Il est toujours intéressant, pour ceux qui, comme nous, sont impliqués dans les tribulations de la construction européenne, de s'exprimer devant un tel aréopage. Ce qu'a dit Michel Winock est juste, même si je ne perçois pas forcément les choses dans l'ordre qui est le sien et, plus généralement, celui de l'opinion, tant certaines d'entre elles me semblent surdéterminantes par rapport à d'autres, pour emprunter au jargon sociologique de naguère.
En premier lieu, le tournant eurosceptique date du milieu des années 1990, lorsqu'une nouvelle génération de dirigeants a pris la relève des « euro-fervents » : Felipe Gonzales a été remplacé par José María Aznar, le démocrate-chrétien et le socialiste italiens Andreotti et Craxi par Berlusconi, Kohl par Schröder, lequel, alors adversaire de l'euro, confiait encore récemment que, lors de son arrivée au pouvoir, il n'avait pas effacé en lui toute trace de populisme. En France, Jacques Chirac avait sur l'Europe une position que l'on peut qualifier de pragmatique, et Lionel Jospin, beaucoup moins impliqué dans la construction européenne que Jacques Delors, avait confié à un journaliste que le seul reproche qu'il adressait à François Mitterrand était d'avoir choisi, lorsque il eut à le faire, l'Europe plutôt que le socialisme – il est d'ailleurs significatif que, dans l'esprit de M. Jospin, les deux fussent antagoniques.
La même tendance s'est observée sur la scène politique, avec la crise et la marginalisation des partis démocrates-chrétiens un peu partout en Europe – et même la disparition de l'Union pour la démocratie française (UDF) en France –, la crise de la social-démocratie dans de nombreux pays européens, et l'émergence conjointe de partis tels que Die Linke en Allemagne.
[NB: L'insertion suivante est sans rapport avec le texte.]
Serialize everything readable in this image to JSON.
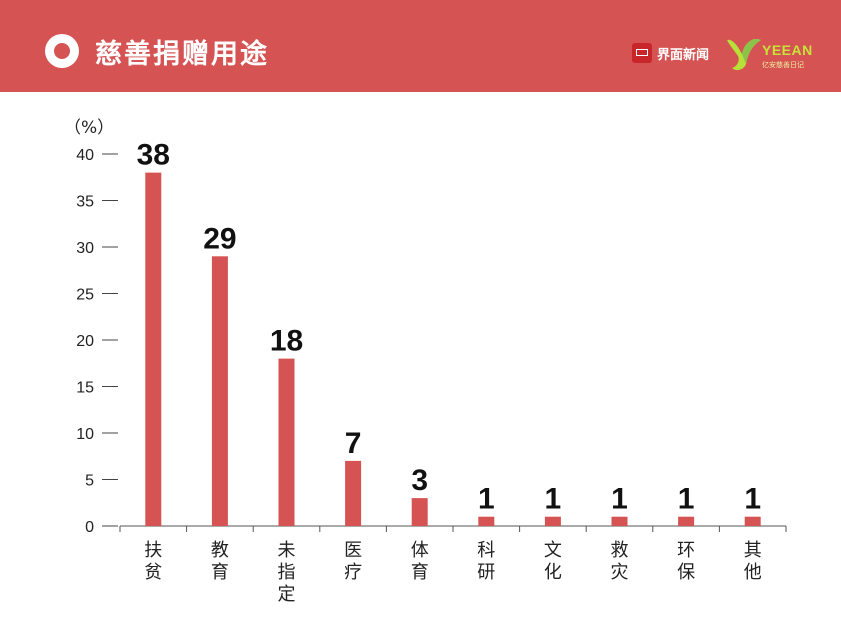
{
  "header": {
    "title": "慈善捐赠用途",
    "brand_jiemian": "界面新闻",
    "brand_yeean": "YEEAN",
    "brand_yeean_sub": "亿安慈善日记",
    "background_color": "#d65353"
  },
  "chart_data": {
    "type": "bar",
    "categories": [
      "扶贫",
      "教育",
      "未指定",
      "医疗",
      "体育",
      "科研",
      "文化",
      "救灾",
      "环保",
      "其他"
    ],
    "values": [
      38,
      29,
      18,
      7,
      3,
      1,
      1,
      1,
      1,
      1
    ],
    "data_labels": [
      "38",
      "29",
      "18",
      "7",
      "3",
      "1",
      "1",
      "1",
      "1",
      "1"
    ],
    "ylabel": "（%）",
    "ylim": [
      0,
      40
    ],
    "yticks": [
      "0",
      "5",
      "10",
      "15",
      "20",
      "25",
      "30",
      "35",
      "40"
    ],
    "bar_color": "#d65353",
    "grid": false,
    "legend": "none"
  }
}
L'équation qui en résulte est perverse, les nouveaux leaders assumant l'héritage, notamment la marche vers l'euro, tout en refusant d'aller plus loin ; elle détermine trois crises majeures : une crise institutionnelle survenue avec les référendums de 2005 ; une crise internationale avec l'explosion de l'Union sur l'affaire irakienne ; une crise économique, conséquence au fond très classique de l'absence de droit d'ingérence et de devoir de solidarité entre les membres d'un espace resté seulement monétaire. De fait, une politique économique sans un tel droit d'ingérence, assorti le cas échéant de sanctions – les critères relevant d'une plaisanterie perçue comme telle par les États –, rend inévitables les difficultés que l'on a vues.
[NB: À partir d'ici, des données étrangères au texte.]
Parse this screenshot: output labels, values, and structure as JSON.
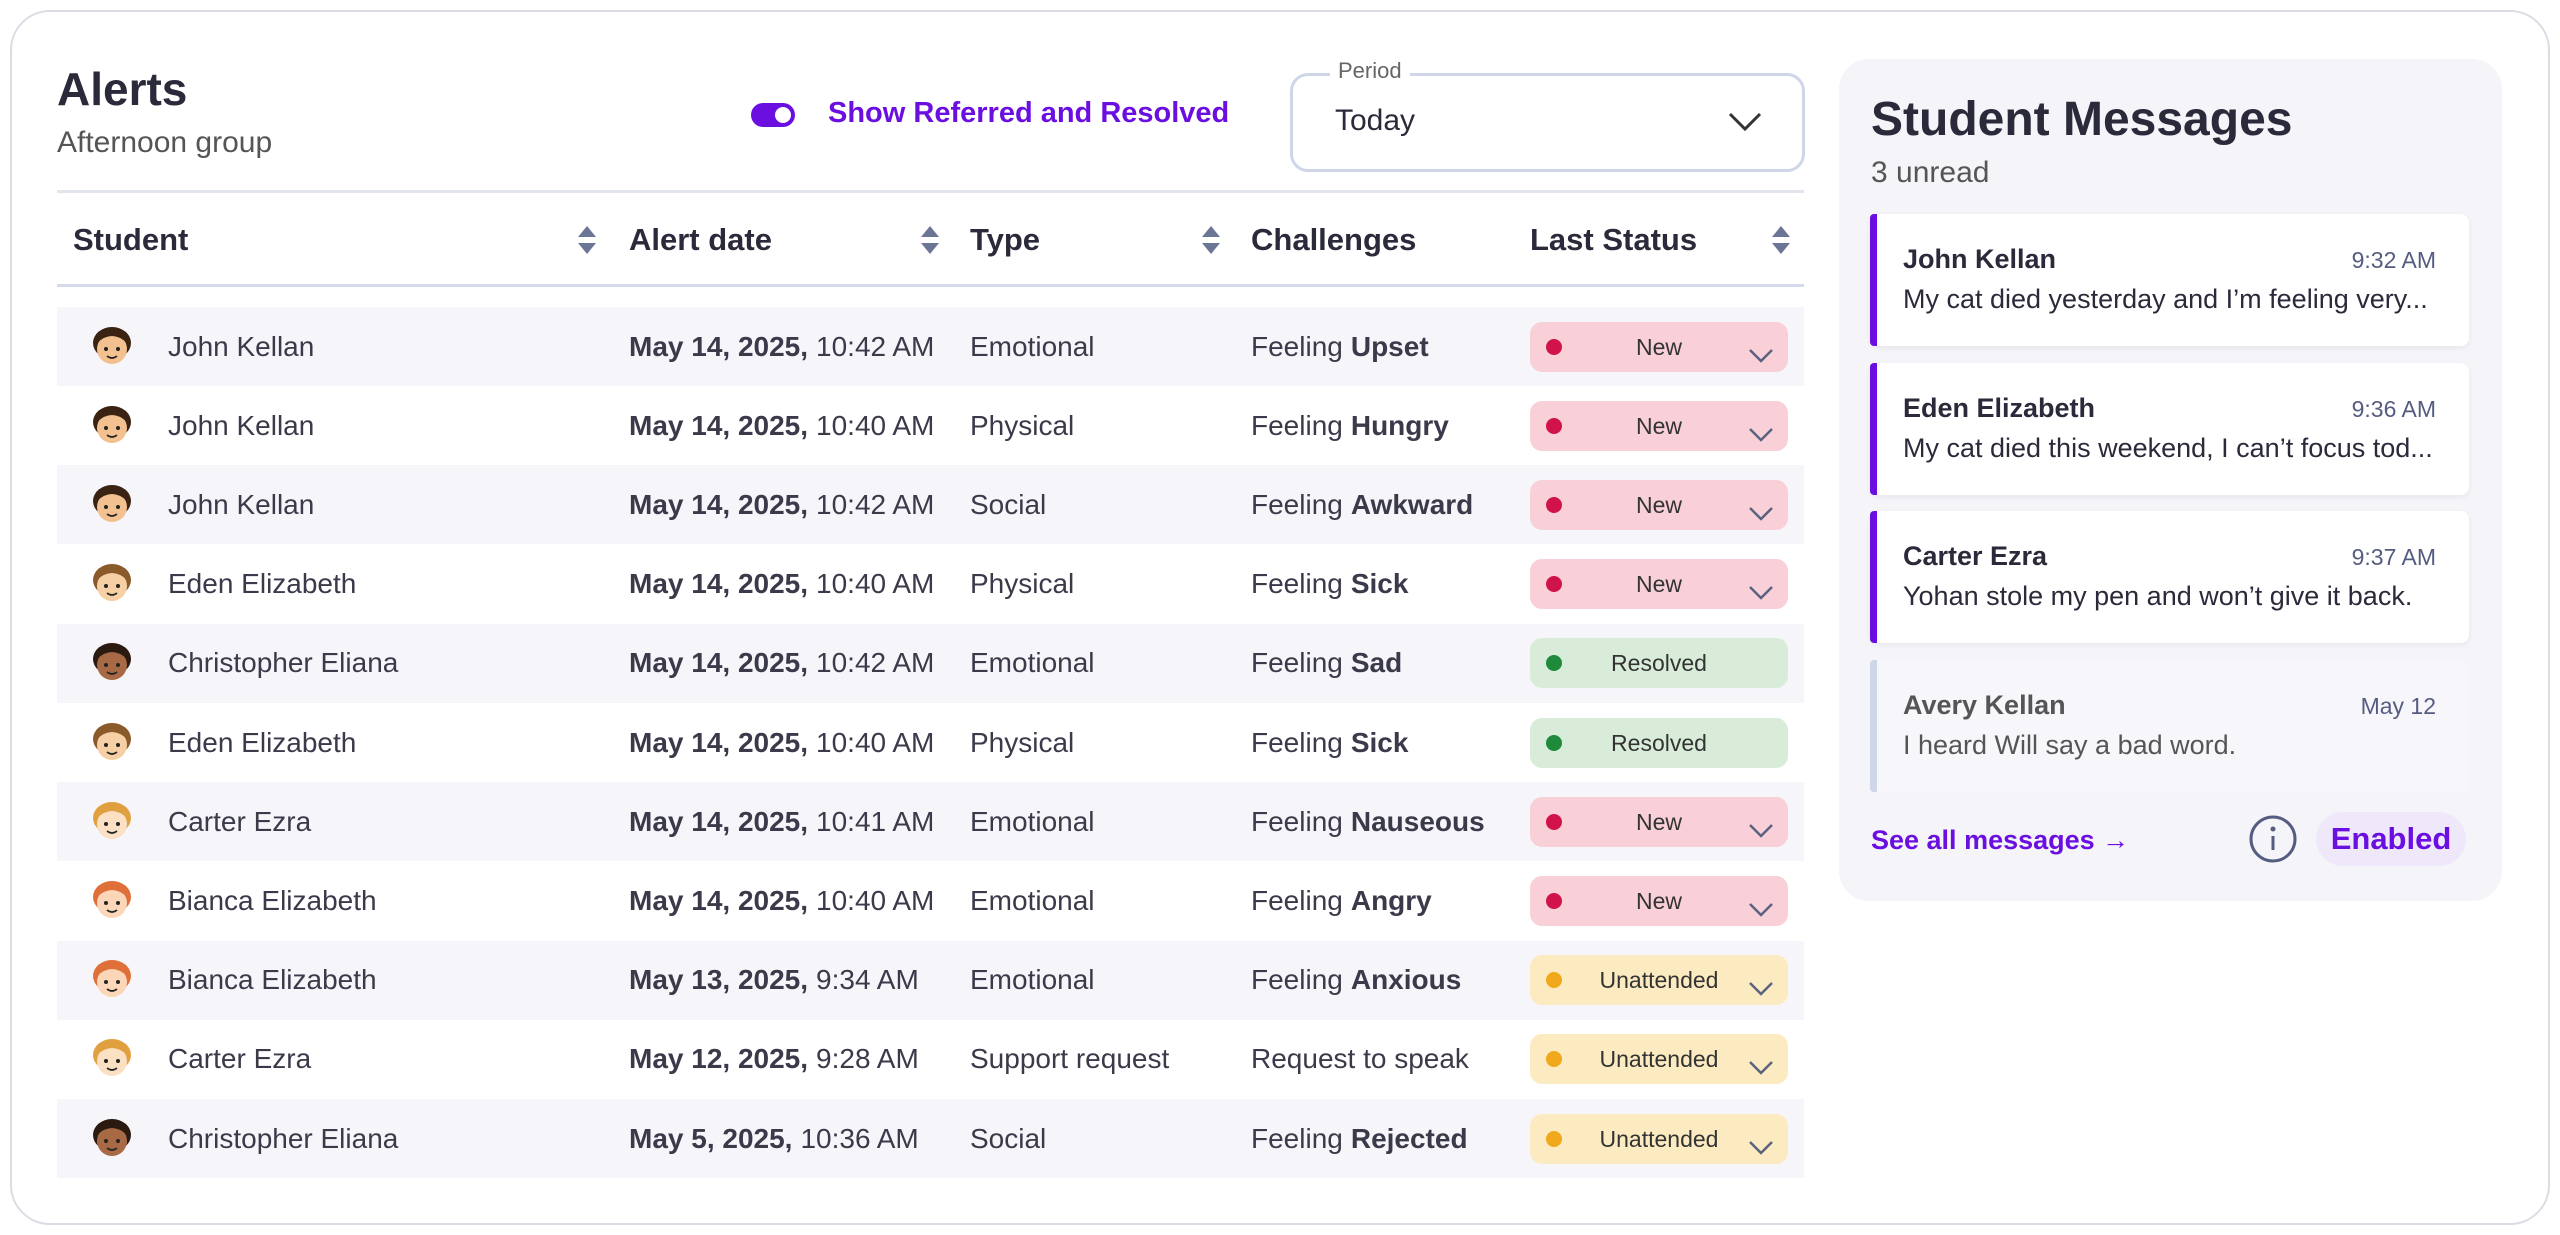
{
  "alerts": {
    "title": "Alerts",
    "subtitle": "Afternoon group",
    "toggle_label": "Show Referred and Resolved",
    "period": {
      "label": "Period",
      "value": "Today"
    }
  },
  "table": {
    "columns": [
      "Student",
      "Alert date",
      "Type",
      "Challenges",
      "Last Status"
    ],
    "rows": [
      {
        "student": "John Kellan",
        "date": "May 14, 2025,",
        "time": "10:42 AM",
        "type": "Emotional",
        "challenge": "Feeling",
        "challenge_bold": "Upset",
        "status": "New",
        "status_color": "#d0134a",
        "status_bg": "#f9d0d8",
        "dropdown": true,
        "skin": "#f3c08f",
        "hair": "#3b2314"
      },
      {
        "student": "John Kellan",
        "date": "May 14, 2025,",
        "time": "10:40 AM",
        "type": "Physical",
        "challenge": "Feeling",
        "challenge_bold": "Hungry",
        "status": "New",
        "status_color": "#d0134a",
        "status_bg": "#f9d0d8",
        "dropdown": true,
        "skin": "#f3c08f",
        "hair": "#3b2314"
      },
      {
        "student": "John Kellan",
        "date": "May 14, 2025,",
        "time": "10:42 AM",
        "type": "Social",
        "challenge": "Feeling",
        "challenge_bold": "Awkward",
        "status": "New",
        "status_color": "#d0134a",
        "status_bg": "#f9d0d8",
        "dropdown": true,
        "skin": "#f3c08f",
        "hair": "#3b2314"
      },
      {
        "student": "Eden Elizabeth",
        "date": "May 14, 2025,",
        "time": "10:40 AM",
        "type": "Physical",
        "challenge": "Feeling",
        "challenge_bold": "Sick",
        "status": "New",
        "status_color": "#d0134a",
        "status_bg": "#f9d0d8",
        "dropdown": true,
        "skin": "#f6cfa5",
        "hair": "#8a5a2b"
      },
      {
        "student": "Christopher Eliana",
        "date": "May 14, 2025,",
        "time": "10:42 AM",
        "type": "Emotional",
        "challenge": "Feeling",
        "challenge_bold": "Sad",
        "status": "Resolved",
        "status_color": "#1e8a3a",
        "status_bg": "#d9ecd9",
        "dropdown": false,
        "skin": "#a86a45",
        "hair": "#2b1a10"
      },
      {
        "student": "Eden Elizabeth",
        "date": "May 14, 2025,",
        "time": "10:40 AM",
        "type": "Physical",
        "challenge": "Feeling",
        "challenge_bold": "Sick",
        "status": "Resolved",
        "status_color": "#1e8a3a",
        "status_bg": "#d9ecd9",
        "dropdown": false,
        "skin": "#f6cfa5",
        "hair": "#8a5a2b"
      },
      {
        "student": "Carter Ezra",
        "date": "May 14, 2025,",
        "time": "10:41 AM",
        "type": "Emotional",
        "challenge": "Feeling",
        "challenge_bold": "Nauseous",
        "status": "New",
        "status_color": "#d0134a",
        "status_bg": "#f9d0d8",
        "dropdown": true,
        "skin": "#fbe0c4",
        "hair": "#e0a040"
      },
      {
        "student": "Bianca Elizabeth",
        "date": "May 14, 2025,",
        "time": "10:40 AM",
        "type": "Emotional",
        "challenge": "Feeling",
        "challenge_bold": "Angry",
        "status": "New",
        "status_color": "#d0134a",
        "status_bg": "#f9d0d8",
        "dropdown": true,
        "skin": "#fbd6b8",
        "hair": "#e0703a"
      },
      {
        "student": "Bianca Elizabeth",
        "date": "May 13, 2025,",
        "time": "9:34 AM",
        "type": "Emotional",
        "challenge": "Feeling",
        "challenge_bold": "Anxious",
        "status": "Unattended",
        "status_color": "#f0a81c",
        "status_bg": "#fcebc0",
        "dropdown": true,
        "skin": "#fbd6b8",
        "hair": "#e0703a"
      },
      {
        "student": "Carter Ezra",
        "date": "May 12, 2025,",
        "time": "9:28 AM",
        "type": "Support request",
        "challenge": "Request to speak",
        "status": "Unattended",
        "status_color": "#f0a81c",
        "status_bg": "#fcebc0",
        "dropdown": true,
        "skin": "#fbe0c4",
        "hair": "#e0a040"
      },
      {
        "student": "Christopher Eliana",
        "date": "May 5, 2025,",
        "time": "10:36 AM",
        "type": "Social",
        "challenge": "Feeling",
        "challenge_bold": "Rejected",
        "status": "Unattended",
        "status_color": "#f0a81c",
        "status_bg": "#fcebc0",
        "dropdown": true,
        "skin": "#a86a45",
        "hair": "#2b1a10"
      }
    ]
  },
  "messages": {
    "title": "Student Messages",
    "unread": "3 unread",
    "items": [
      {
        "name": "John Kellan",
        "time": "9:32 AM",
        "text": "My cat died yesterday and I’m feeling very...",
        "unread": true
      },
      {
        "name": "Eden Elizabeth",
        "time": "9:36 AM",
        "text": "My cat died this weekend, I can’t focus tod...",
        "unread": true
      },
      {
        "name": "Carter Ezra",
        "time": "9:37 AM",
        "text": "Yohan stole my pen and won’t give it back.",
        "unread": true
      },
      {
        "name": "Avery Kellan",
        "time": "May 12",
        "text": "I heard Will say a bad word.",
        "unread": false
      }
    ],
    "link": "See all messages →",
    "enabled": "Enabled"
  }
}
Conjointement à ces phénomènes, on assiste à l'émergence de partis populistes, à la droitisation du néolibéralisme – du modèle Giscard vers un modèle Thatcher – et à la conclusion d'accords politiques entre partis de droite et partis populistes, par exemple aux Pays-Bas, en Autriche et au Danemark. Nous sommes ainsi dans une situation d'anomie, associant contradictoirement intégration monétaire et résistance identitaire. Cela fut d'ailleurs aggravé par la transition entre les années 1990 et les années 2000. Les premières furent des années d'illusion : l'Europe serait devenue inutile – dixit Gordon Brown –, les droits de l'homme auraient triomphé, consacrant la fin de l'Histoire, l'hyperpuissance américaine aurait aboli la politique étrangère et la mondialisation, heureuse, rendu inutile toute politique économique ; lorsqu'elle est toutefois ressentie comme malheureuse, on veut s'en prémunir, l'Europe apparaissant alors comme un espace d'interpellation ricardienne à des sociétés désireuses de rester keynésiennes.
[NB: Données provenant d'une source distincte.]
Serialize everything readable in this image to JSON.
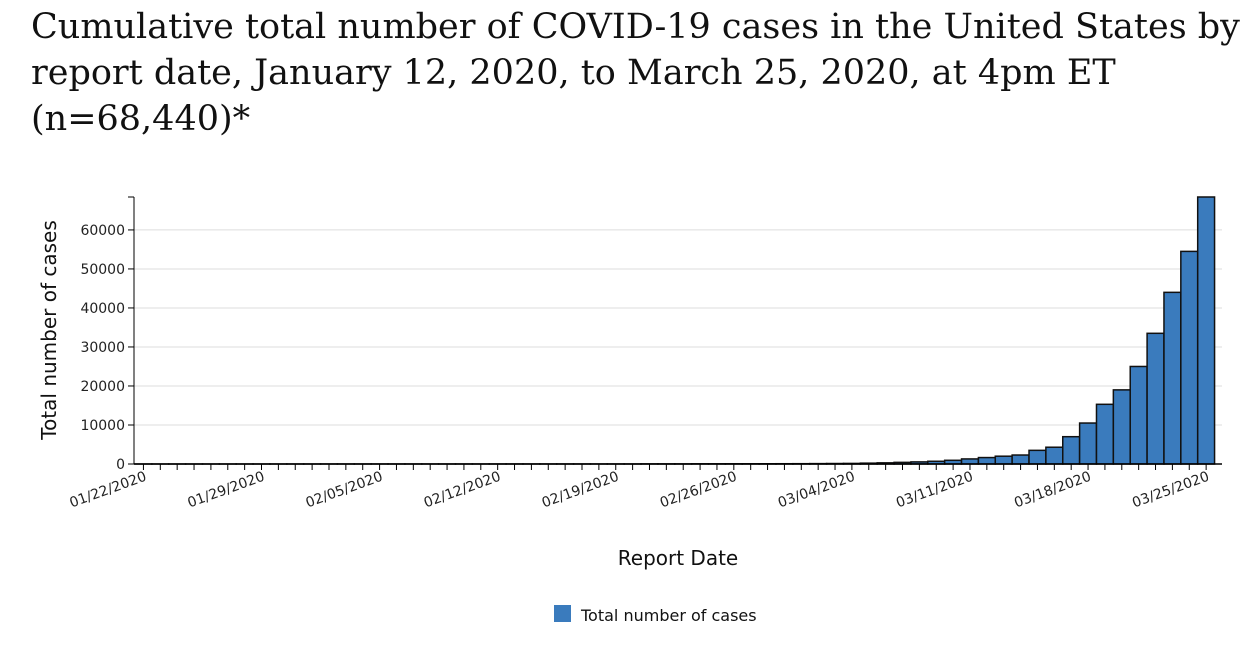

L'euroscepticisme n'est donc pas apparu récemment ; il résulte de la fin de la Guerre froide. Le 11 Septembre marque en effet le retour de l'Histoire : nos sociétés ont découvert qu'elles étaient confrontées à l'islamisme intégriste et violent ou à la dichotomie chinoise entre capitalisme et démocratie ; de sorte que les valeurs que nous tenions pour universelles nous apparaissent plutôt comme le capital précieux de ce « petit cap du continent asiatique » évoqué par Valéry, ce qui implique que nous nous entendions. L'Europe cesse d'être inutile cependant que l'hyperpuissance américaine s'effondre ; elle fait face à trois théâtres de crise, en Afrique sahélienne, au Moyen-Orient et en Russie, sans y être préparée car elle a relâché ses efforts en matière de défense. Depuis l'admirable discours du président Mitterrand en 1983, le contexte a profondément changé ; il impose que nous affrontions les menaces solidairement.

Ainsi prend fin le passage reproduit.